As the dollars disappear
It was the replacement of the Zimbabwean dollar by a multi-currency regime that defeated hyperinflation in 2009 under a 'power-sharing' government (AC Vol 50 No 8, Good-bye to Zimbabwe's dollar). Harare adopted a basket of convertible currencies as legal tender but the United States dollar and the South African rand dominated. The currency change also resuscitated economic growth, with the economy expanding at twice the regional pace in 2012.
Since then, the country has fallen behind the region in almost all indicators, including growth and inflation. Today the US dollar is used for 95% of transactions. That, combined with a shortage of physical currency and a rise in the value of the US dollar, is disrupting trade. Although South Africa is Zimbabwe's main trading partner, the rand has been progressively marginalised since 2009.
In March 2016, the government announced a liquidity facility to promote exports, which it called 'bond notes'. The US$200 million facility was meant to have been guaranteed by Afreximbank but the financing of the facility is shrouded in mystery. Even without those concerns, there is scepticism about the notes from exporters and foreign investors, who see them as a backdoor way to reinstate the Zimbabwe dollar.
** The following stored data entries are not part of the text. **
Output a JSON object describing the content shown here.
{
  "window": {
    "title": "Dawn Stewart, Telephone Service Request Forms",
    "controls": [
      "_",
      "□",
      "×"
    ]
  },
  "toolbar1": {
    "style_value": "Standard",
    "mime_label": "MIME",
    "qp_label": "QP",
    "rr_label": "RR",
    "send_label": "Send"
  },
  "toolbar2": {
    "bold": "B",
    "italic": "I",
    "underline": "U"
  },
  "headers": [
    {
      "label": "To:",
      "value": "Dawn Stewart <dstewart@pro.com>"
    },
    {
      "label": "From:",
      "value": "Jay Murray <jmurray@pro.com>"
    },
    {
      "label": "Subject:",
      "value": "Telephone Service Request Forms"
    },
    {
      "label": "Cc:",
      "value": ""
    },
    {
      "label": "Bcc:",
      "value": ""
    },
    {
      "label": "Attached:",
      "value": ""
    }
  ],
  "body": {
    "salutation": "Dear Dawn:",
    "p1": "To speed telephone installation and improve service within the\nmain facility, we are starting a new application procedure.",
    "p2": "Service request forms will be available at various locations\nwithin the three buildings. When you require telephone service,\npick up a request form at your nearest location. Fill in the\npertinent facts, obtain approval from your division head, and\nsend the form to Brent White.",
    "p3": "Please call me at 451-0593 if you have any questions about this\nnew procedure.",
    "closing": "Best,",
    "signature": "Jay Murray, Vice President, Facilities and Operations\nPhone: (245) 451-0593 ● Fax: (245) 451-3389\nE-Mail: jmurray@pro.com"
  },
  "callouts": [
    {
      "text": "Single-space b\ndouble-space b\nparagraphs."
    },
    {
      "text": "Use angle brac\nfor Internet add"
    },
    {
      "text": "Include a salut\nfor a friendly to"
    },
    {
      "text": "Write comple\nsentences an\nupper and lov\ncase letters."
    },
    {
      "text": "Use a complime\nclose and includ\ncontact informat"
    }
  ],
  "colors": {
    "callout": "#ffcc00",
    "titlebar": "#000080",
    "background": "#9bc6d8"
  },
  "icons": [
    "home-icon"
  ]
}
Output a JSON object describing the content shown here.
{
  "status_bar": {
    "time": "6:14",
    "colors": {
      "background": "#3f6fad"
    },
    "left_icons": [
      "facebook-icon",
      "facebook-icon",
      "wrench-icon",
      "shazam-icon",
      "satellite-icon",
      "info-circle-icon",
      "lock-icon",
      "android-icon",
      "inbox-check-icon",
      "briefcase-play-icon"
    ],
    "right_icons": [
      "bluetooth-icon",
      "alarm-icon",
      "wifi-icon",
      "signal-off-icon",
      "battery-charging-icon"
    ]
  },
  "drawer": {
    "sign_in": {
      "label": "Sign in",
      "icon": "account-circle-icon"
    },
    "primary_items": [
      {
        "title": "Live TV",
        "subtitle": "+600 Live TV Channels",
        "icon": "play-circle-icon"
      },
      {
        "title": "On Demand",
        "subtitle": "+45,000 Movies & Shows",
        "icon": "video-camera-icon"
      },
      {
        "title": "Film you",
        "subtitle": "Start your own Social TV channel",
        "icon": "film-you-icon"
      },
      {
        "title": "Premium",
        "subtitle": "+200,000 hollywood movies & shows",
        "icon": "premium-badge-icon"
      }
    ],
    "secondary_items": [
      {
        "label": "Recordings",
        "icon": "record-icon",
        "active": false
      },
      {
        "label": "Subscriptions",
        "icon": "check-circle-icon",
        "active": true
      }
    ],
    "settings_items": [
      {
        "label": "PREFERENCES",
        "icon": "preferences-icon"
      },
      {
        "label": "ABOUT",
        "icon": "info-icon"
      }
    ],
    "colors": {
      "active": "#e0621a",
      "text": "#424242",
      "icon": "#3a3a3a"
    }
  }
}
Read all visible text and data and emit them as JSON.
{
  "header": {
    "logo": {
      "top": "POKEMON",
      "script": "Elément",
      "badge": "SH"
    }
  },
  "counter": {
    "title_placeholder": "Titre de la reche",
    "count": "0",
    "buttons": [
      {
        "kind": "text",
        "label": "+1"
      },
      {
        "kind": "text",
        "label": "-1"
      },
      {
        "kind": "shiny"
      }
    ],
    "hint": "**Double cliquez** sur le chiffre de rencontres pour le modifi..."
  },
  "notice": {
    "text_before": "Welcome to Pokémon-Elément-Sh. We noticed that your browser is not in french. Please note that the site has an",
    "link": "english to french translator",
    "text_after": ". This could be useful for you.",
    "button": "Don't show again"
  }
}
Alternative policy options are limited. Replenishing physical US currency is difficult due to US sanctions, international money laundering regulations and the inability of the government to finance note purchases from alternative sources. Despite this, the central bank injected some physical currency last month. It would be more realistic in the longer term to rebalance the system towards the rand. That would enable Zimbabwe to access currency from the Reserve Bank of South Africa and could help to stabilise terms of trade with SA. It would also stabilise remittance incomes from the large expatriate workforce there.